Hannah Gason is a former cartographer who pursued her love of glass art at The Australian National University (ANU) for her second degree, and won the 2015 University Medal.
Hannah is the student speaker at the College of Arts and Social Science’s July graduation ceremony and will herself formally receive her Bachelor of Visual Arts (Glass) Hons. as she couldn’t attend in December 2015.
“I’m apprehensive about being the student speaker, but it’s an honour to be nominated,” Hannah says.
“My speech will focus on how everyone comes to university from all backgrounds, and that we don’t always follow the most direct path.
“I want to talk about how we’re always continuing to learn, even though you finish your studies. ANU really does prepare you for that – you learn so much.”
Originally from coastal Victoria, Hannah has taken every opportunity to confront her fear of public speaking, and to practice her art.
“I did a public speaking for women course before coming to the ANU, but actually found that coming to uni and with this degree, there are lots of opportunities to speak publicly,” she explains.
“I don’t really enjoy it, but it’s a good skill to have. You learn a lot from the pressure of having to speak in front of people, having to consider what you want to say.
“I still get nervous, but I can see the rewards from it.”
Those rewards include being part of the Reflections exhibition showing at Parliament House, featuring works by Canberra Glassworks artists.

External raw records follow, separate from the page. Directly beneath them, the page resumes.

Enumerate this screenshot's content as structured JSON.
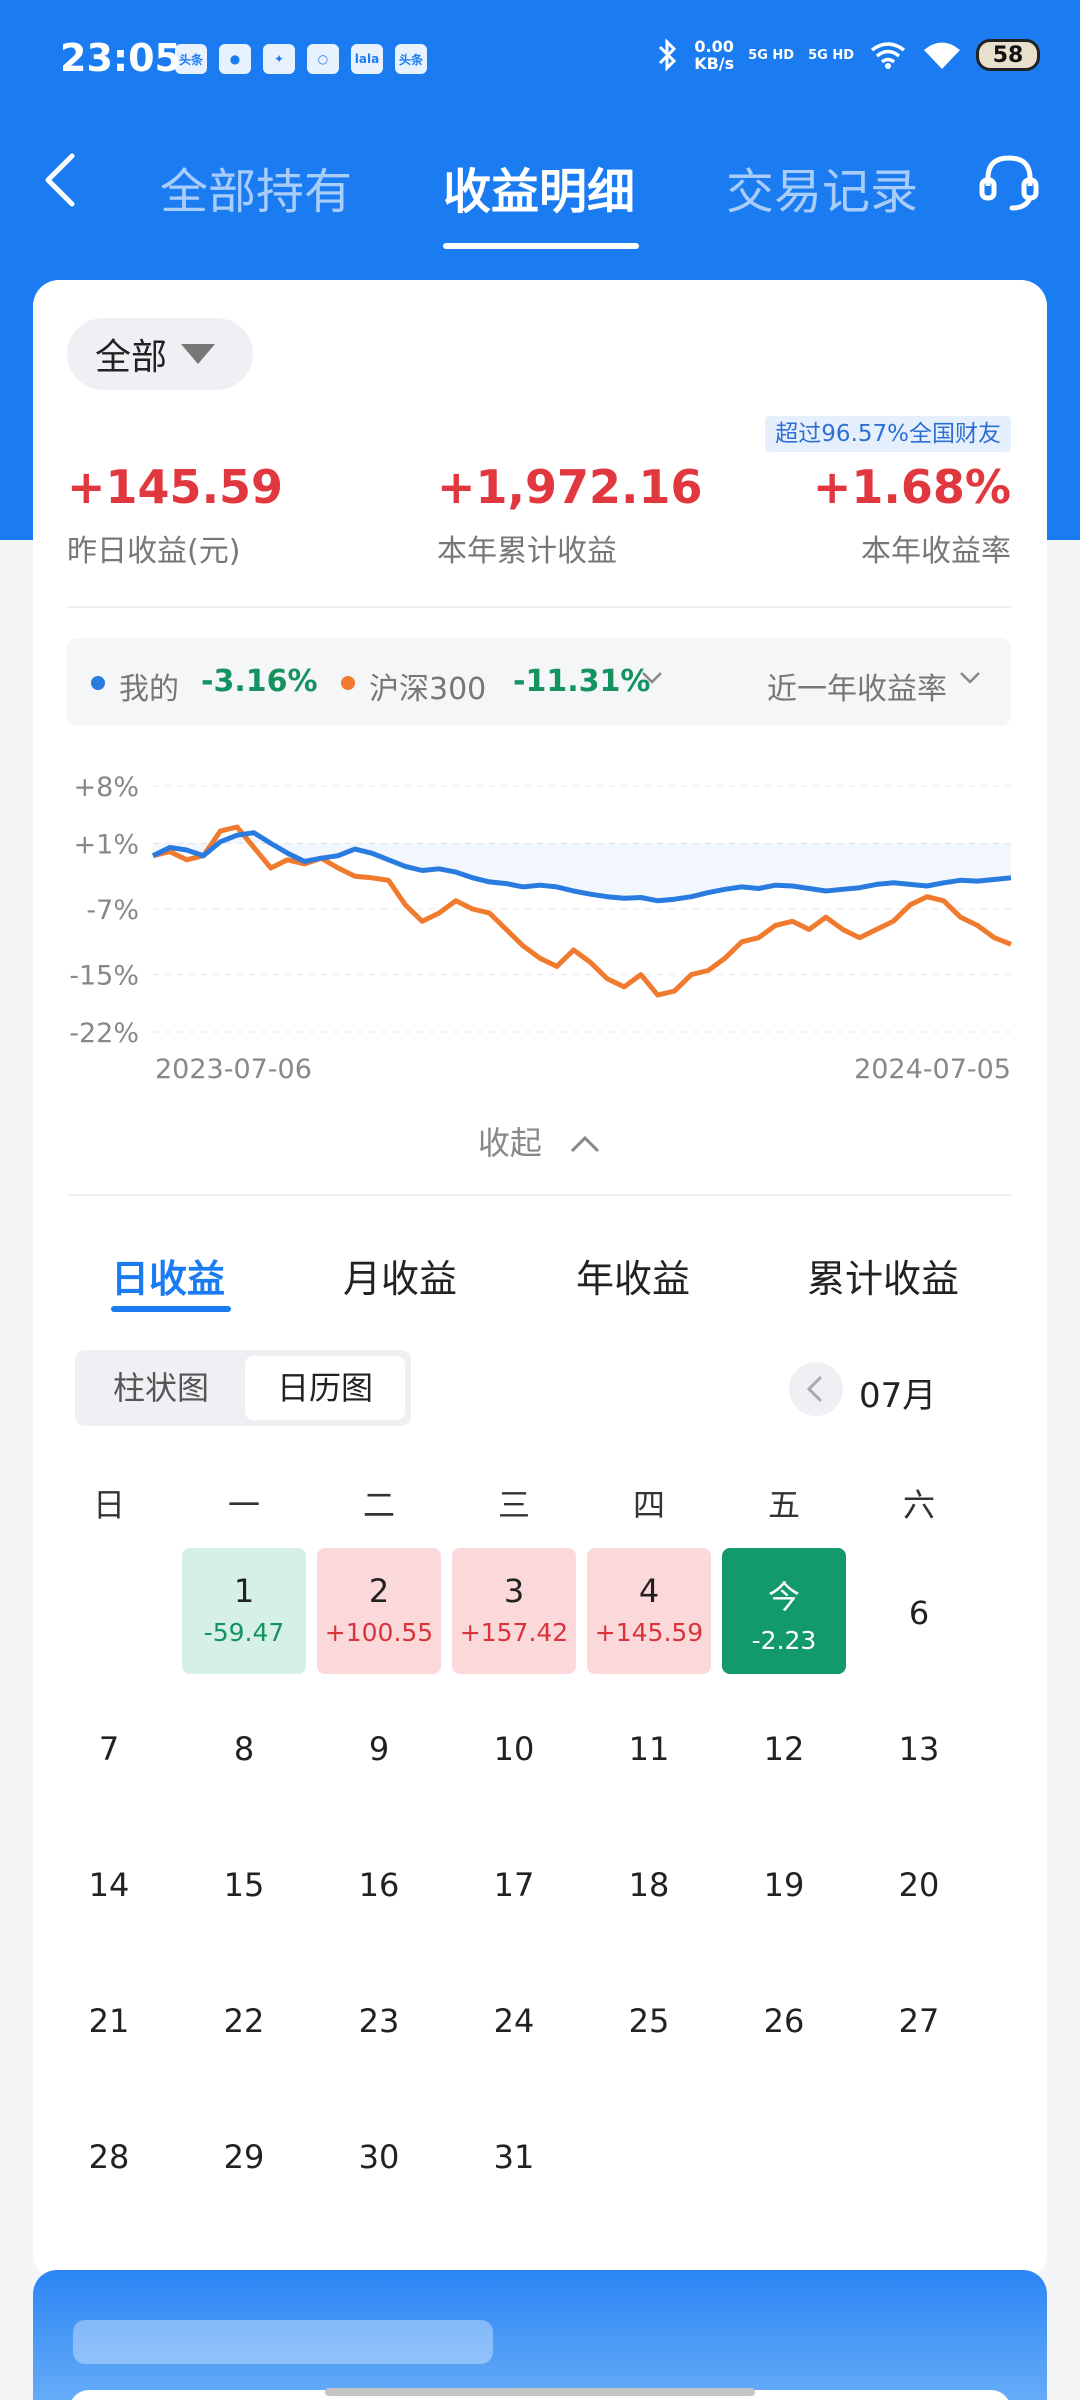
{
  "status_bar": {
    "time": "23:05",
    "app_icons": [
      "头条",
      "●",
      "✦",
      "○",
      "lala",
      "头条"
    ],
    "speed_line1": "0.00",
    "speed_line2": "KB/s",
    "net1": "5G HD",
    "net2": "5G HD",
    "battery": "58"
  },
  "nav": {
    "tabs": [
      "全部持有",
      "收益明细",
      "交易记录"
    ],
    "active_tab": 1
  },
  "summary": {
    "filter": "全部",
    "rank_badge": "超过96.57%全国财友",
    "stats": [
      {
        "value": "+145.59",
        "label": "昨日收益(元)"
      },
      {
        "value": "+1,972.16",
        "label": "本年累计收益"
      },
      {
        "value": "+1.68%",
        "label": "本年收益率"
      }
    ]
  },
  "legend": {
    "mine_label": "我的",
    "mine_value": "-3.16%",
    "index_label": "沪深300",
    "index_value": "-11.31%",
    "period": "近一年收益率"
  },
  "chart_data": {
    "type": "line",
    "x_start": "2023-07-06",
    "x_end": "2024-07-05",
    "y_ticks": [
      "+8%",
      "+1%",
      "-7%",
      "-15%",
      "-22%"
    ],
    "ylim": [
      -22,
      8
    ],
    "colors": {
      "mine": "#2a7be0",
      "index": "#f07a2e"
    },
    "series": [
      {
        "name": "我的",
        "values": [
          -0.5,
          0.5,
          0.2,
          -0.5,
          1.2,
          2.0,
          2.3,
          1.0,
          -0.2,
          -1.2,
          -0.8,
          -0.5,
          0.3,
          -0.2,
          -1.0,
          -1.8,
          -2.3,
          -2.1,
          -2.5,
          -3.2,
          -3.7,
          -3.9,
          -4.3,
          -4.1,
          -4.3,
          -4.8,
          -5.2,
          -5.5,
          -5.7,
          -5.6,
          -6.0,
          -5.8,
          -5.5,
          -5.0,
          -4.6,
          -4.3,
          -4.5,
          -4.1,
          -4.2,
          -4.5,
          -4.8,
          -4.6,
          -4.4,
          -4.0,
          -3.8,
          -4.0,
          -4.2,
          -3.8,
          -3.5,
          -3.6,
          -3.4,
          -3.2
        ]
      },
      {
        "name": "沪深300",
        "values": [
          -0.5,
          0.0,
          -1.0,
          -0.5,
          2.5,
          3.0,
          0.5,
          -2.0,
          -1.0,
          -1.5,
          -0.8,
          -2.0,
          -3.0,
          -3.2,
          -3.5,
          -6.5,
          -8.5,
          -7.5,
          -6.0,
          -7.0,
          -7.5,
          -9.5,
          -11.5,
          -13.0,
          -14.0,
          -12.0,
          -13.5,
          -15.5,
          -16.5,
          -15.0,
          -17.5,
          -17.0,
          -15.0,
          -14.5,
          -13.0,
          -11.0,
          -10.5,
          -9.0,
          -8.5,
          -9.5,
          -8.0,
          -9.5,
          -10.5,
          -9.5,
          -8.5,
          -6.5,
          -5.5,
          -6.0,
          -8.0,
          -9.0,
          -10.5,
          -11.3
        ]
      }
    ]
  },
  "collapse_label": "收起",
  "period_tabs": [
    "日收益",
    "月收益",
    "年收益",
    "累计收益"
  ],
  "active_period_tab": 0,
  "segment": {
    "items": [
      "柱状图",
      "日历图"
    ],
    "active": 1
  },
  "month_label": "07月",
  "calendar": {
    "weekdays": [
      "日",
      "一",
      "二",
      "三",
      "四",
      "五",
      "六"
    ],
    "days": [
      {
        "col": 1,
        "row": 0,
        "label": "1",
        "value": "-59.47",
        "kind": "neg"
      },
      {
        "col": 2,
        "row": 0,
        "label": "2",
        "value": "+100.55",
        "kind": "pos"
      },
      {
        "col": 3,
        "row": 0,
        "label": "3",
        "value": "+157.42",
        "kind": "pos"
      },
      {
        "col": 4,
        "row": 0,
        "label": "4",
        "value": "+145.59",
        "kind": "pos"
      },
      {
        "col": 5,
        "row": 0,
        "label": "今",
        "value": "-2.23",
        "kind": "today"
      },
      {
        "col": 6,
        "row": 0,
        "label": "6"
      },
      {
        "col": 0,
        "row": 1,
        "label": "7"
      },
      {
        "col": 1,
        "row": 1,
        "label": "8"
      },
      {
        "col": 2,
        "row": 1,
        "label": "9"
      },
      {
        "col": 3,
        "row": 1,
        "label": "10"
      },
      {
        "col": 4,
        "row": 1,
        "label": "11"
      },
      {
        "col": 5,
        "row": 1,
        "label": "12"
      },
      {
        "col": 6,
        "row": 1,
        "label": "13"
      },
      {
        "col": 0,
        "row": 2,
        "label": "14"
      },
      {
        "col": 1,
        "row": 2,
        "label": "15"
      },
      {
        "col": 2,
        "row": 2,
        "label": "16"
      },
      {
        "col": 3,
        "row": 2,
        "label": "17"
      },
      {
        "col": 4,
        "row": 2,
        "label": "18"
      },
      {
        "col": 5,
        "row": 2,
        "label": "19"
      },
      {
        "col": 6,
        "row": 2,
        "label": "20"
      },
      {
        "col": 0,
        "row": 3,
        "label": "21"
      },
      {
        "col": 1,
        "row": 3,
        "label": "22"
      },
      {
        "col": 2,
        "row": 3,
        "label": "23"
      },
      {
        "col": 3,
        "row": 3,
        "label": "24"
      },
      {
        "col": 4,
        "row": 3,
        "label": "25"
      },
      {
        "col": 5,
        "row": 3,
        "label": "26"
      },
      {
        "col": 6,
        "row": 3,
        "label": "27"
      },
      {
        "col": 0,
        "row": 4,
        "label": "28"
      },
      {
        "col": 1,
        "row": 4,
        "label": "29"
      },
      {
        "col": 2,
        "row": 4,
        "label": "30"
      },
      {
        "col": 3,
        "row": 4,
        "label": "31"
      }
    ]
  }
}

Hannah studied horticulture initially at RMIT University, but soon switched to multimedia cartography. In 2006 she moved to Canberra to begin a mapmaking job at ANU. She dedicated her spare hours to creating glass art.
“I was working with glass on weekends and evenings, and the more I did it, the more I loved it,” Hannah recalls.
“I decided a visual arts degree was the right move for me. It was a big decision, but I am so glad I did.”
Head of the ANU Glass Workshop, Associate Professor Richard Whiteley, says he nominated Hannah for the University Medal because she showed accomplishments beyond her glass courses.
She continually sought challenges, looked to develop her research methods, and built upon her predecessors’ processes including workshop founder, Klaus Moje.
“She’d get to a level, look to other things that she’d dutifully research and unpack, continually pushing those layers in a sustained way,” Richard says.
Outside of university, Hannah has received several opportunities and awards, including being curated into professional exhibitions and had her work purchased for the national glass art collection – a rare feat for an undergraduate, Richard adds.
“She was a delight to work with, and was always very focussed on her studies.
“Her burning ambition was to develop her voice as an artist and every semester she’d push herself.
“The professional success she’s had since leaving is a testament to how hard and consistently she’s worked.”